Coburn’s literally mad about bike safety funding.
So you have the combination of the single-track rule in the Senate, forcing resolution on FEMA/Burma before moving to the FAA/surface transportation bill, and Dr. No Coburn, probably the only Senator willing to hold up the FAA/surface transportation bill, conspiring to allow FAA authorization to run out, AGAIN, for the second time in two months. This delay may be short term, as eventually the snarl will sort itself out. But remember, this is the crackerjack Senate that needed no major structural rules changes at the beginning of the year. It’s not just about the filibuster, it’s about the ability for one Senator to delay legislation even when they don’t have the votes to stop it. The end result of that is less legislation, which Republicans quite like. But thousands of FAA personnel are going to suffer as a result, unless an agreement can be reached.

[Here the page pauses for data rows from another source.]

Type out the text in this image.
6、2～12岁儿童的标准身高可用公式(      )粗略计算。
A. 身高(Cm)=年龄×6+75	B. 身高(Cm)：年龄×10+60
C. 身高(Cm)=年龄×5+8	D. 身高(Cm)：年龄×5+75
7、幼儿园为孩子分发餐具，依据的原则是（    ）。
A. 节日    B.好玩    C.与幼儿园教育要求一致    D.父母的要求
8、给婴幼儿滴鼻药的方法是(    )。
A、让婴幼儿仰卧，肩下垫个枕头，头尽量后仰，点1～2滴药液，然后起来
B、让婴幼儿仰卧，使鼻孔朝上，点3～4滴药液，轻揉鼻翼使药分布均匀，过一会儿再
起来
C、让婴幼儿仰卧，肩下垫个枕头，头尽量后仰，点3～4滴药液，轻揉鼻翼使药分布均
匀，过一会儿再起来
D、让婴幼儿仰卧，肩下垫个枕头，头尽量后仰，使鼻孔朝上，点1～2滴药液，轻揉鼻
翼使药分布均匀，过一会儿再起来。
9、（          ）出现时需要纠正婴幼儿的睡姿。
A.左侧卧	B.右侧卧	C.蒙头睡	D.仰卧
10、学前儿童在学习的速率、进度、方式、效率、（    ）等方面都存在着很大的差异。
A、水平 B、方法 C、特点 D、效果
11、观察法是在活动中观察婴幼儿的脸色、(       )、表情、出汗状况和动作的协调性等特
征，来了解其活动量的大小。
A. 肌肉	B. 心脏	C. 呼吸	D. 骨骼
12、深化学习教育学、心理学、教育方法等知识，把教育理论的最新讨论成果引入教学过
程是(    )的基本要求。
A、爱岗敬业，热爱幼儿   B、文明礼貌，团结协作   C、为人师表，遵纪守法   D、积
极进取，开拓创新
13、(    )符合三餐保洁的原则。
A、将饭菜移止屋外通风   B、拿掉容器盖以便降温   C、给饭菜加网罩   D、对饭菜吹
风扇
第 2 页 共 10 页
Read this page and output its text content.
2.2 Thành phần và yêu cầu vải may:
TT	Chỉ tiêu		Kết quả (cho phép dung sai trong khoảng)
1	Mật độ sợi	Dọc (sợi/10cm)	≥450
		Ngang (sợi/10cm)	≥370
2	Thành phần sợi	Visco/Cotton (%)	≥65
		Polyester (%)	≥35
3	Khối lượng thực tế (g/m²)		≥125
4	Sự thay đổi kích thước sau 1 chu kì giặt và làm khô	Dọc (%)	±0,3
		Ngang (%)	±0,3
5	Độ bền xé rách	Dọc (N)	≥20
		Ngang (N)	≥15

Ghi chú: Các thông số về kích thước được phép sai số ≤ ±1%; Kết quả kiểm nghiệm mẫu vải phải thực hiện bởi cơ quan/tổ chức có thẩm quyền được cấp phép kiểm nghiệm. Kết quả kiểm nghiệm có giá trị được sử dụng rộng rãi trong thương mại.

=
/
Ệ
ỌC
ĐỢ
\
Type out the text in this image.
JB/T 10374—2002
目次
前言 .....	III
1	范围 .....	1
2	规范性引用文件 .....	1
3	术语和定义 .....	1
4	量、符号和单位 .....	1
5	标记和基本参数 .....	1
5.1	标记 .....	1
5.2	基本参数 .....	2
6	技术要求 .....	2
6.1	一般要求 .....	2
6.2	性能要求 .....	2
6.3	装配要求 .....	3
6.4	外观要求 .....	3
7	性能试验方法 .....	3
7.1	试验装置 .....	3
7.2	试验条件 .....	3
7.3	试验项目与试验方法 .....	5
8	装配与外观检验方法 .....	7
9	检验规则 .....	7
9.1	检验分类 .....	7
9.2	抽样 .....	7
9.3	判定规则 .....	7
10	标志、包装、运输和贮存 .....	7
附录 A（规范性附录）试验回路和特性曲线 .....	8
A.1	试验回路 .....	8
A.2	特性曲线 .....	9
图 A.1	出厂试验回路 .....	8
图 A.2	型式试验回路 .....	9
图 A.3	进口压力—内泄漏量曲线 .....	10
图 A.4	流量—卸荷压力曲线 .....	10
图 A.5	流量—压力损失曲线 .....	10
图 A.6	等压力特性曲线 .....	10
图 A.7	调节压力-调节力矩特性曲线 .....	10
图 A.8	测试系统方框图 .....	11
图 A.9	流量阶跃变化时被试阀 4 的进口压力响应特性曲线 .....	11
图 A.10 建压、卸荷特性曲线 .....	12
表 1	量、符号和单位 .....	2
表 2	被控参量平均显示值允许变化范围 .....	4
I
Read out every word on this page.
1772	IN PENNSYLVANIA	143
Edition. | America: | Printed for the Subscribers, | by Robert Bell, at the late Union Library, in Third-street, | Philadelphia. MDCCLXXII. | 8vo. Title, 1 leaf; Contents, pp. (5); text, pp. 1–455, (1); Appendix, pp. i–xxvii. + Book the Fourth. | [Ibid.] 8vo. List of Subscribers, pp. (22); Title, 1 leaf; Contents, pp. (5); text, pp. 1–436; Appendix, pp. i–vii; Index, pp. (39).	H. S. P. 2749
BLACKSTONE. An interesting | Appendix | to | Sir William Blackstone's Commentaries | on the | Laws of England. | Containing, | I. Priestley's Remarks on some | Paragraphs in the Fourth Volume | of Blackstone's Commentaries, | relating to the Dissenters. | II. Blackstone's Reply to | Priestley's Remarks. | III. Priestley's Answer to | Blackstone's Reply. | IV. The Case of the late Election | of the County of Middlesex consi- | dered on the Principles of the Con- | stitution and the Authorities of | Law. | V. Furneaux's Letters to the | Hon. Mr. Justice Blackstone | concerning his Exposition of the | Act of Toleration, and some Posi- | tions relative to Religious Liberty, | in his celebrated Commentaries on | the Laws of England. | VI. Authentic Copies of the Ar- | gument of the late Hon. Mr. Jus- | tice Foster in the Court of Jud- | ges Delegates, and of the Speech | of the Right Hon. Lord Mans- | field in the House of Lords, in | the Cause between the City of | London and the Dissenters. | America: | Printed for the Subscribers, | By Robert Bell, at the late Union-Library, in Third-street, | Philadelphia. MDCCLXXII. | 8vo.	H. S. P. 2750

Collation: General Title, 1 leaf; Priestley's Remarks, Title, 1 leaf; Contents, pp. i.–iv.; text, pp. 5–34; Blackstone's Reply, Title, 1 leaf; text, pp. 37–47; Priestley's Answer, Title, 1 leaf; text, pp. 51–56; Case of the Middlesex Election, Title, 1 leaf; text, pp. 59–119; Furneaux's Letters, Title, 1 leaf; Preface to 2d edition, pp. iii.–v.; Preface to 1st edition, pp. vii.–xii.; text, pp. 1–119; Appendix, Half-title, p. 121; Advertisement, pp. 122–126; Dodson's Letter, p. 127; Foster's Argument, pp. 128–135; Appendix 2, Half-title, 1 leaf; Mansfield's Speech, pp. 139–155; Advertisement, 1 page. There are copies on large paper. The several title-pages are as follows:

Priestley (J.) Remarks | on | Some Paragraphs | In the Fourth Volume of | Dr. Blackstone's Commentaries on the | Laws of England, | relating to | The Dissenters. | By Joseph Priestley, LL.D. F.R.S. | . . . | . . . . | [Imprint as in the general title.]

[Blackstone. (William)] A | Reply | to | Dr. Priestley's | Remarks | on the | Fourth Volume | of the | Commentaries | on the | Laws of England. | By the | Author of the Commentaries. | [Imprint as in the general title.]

Meanwhile, the House released their continuing resolution for FY2012, a two-month stopgap measure in lieu of appropriations. And FEMA funding factors in here, too.
The 17-page continuing resolution or CR runs through Nov. 18 and as first introduced, would impose a 1.4 percent cut on most agencies and Cabinet departments, including Defense, to stay within 2012 spending caps set in August. After overnight scoring by the Congressional Budget Office that cut was adjusted to 1.5 percent Thursday morning to meet the target.
FEMA and the Corps of Engineers would immediately benefit from a first installment of $1 billion in emergency funds to avoid any disruption in aid for these last weeks of the 2011 fiscal year ending Sept. 30. The second $2.65 billion represents a downpayment toward FEMA’s 2012 budget, and the White House is expected to take an “expansive” approach in apportioning the money even through the resolution covers a fraction of the budget year [...]
In compliance with the Budget Control Act negotiated this summer, total appropriations for 2012 will be set at an annual rate of $1.043 trillion — a number that includes the $2.65 billion for FEMA.
It sounds like the FEMA funding is “paid for,” then, because the Budget Control Act was supposed to have a safety valve where emergency funding for disaster relief could reach above the $1.043 trillion discretionary spending number. In fact, the $1 billion for FY2011 offered by the House is tied to cuts in loans for the production of fuel efficient vehicles. In addition, the $3.65 billion in total disaster relief is around half of what the Senate is offering in its offset-free $6.8 billion bill.
So that’s going to have to come to a resolution in the next couple weeks, or else the whole government will shut down. And FEMA won’t have the resources it needs to continue to deliver disaster relief.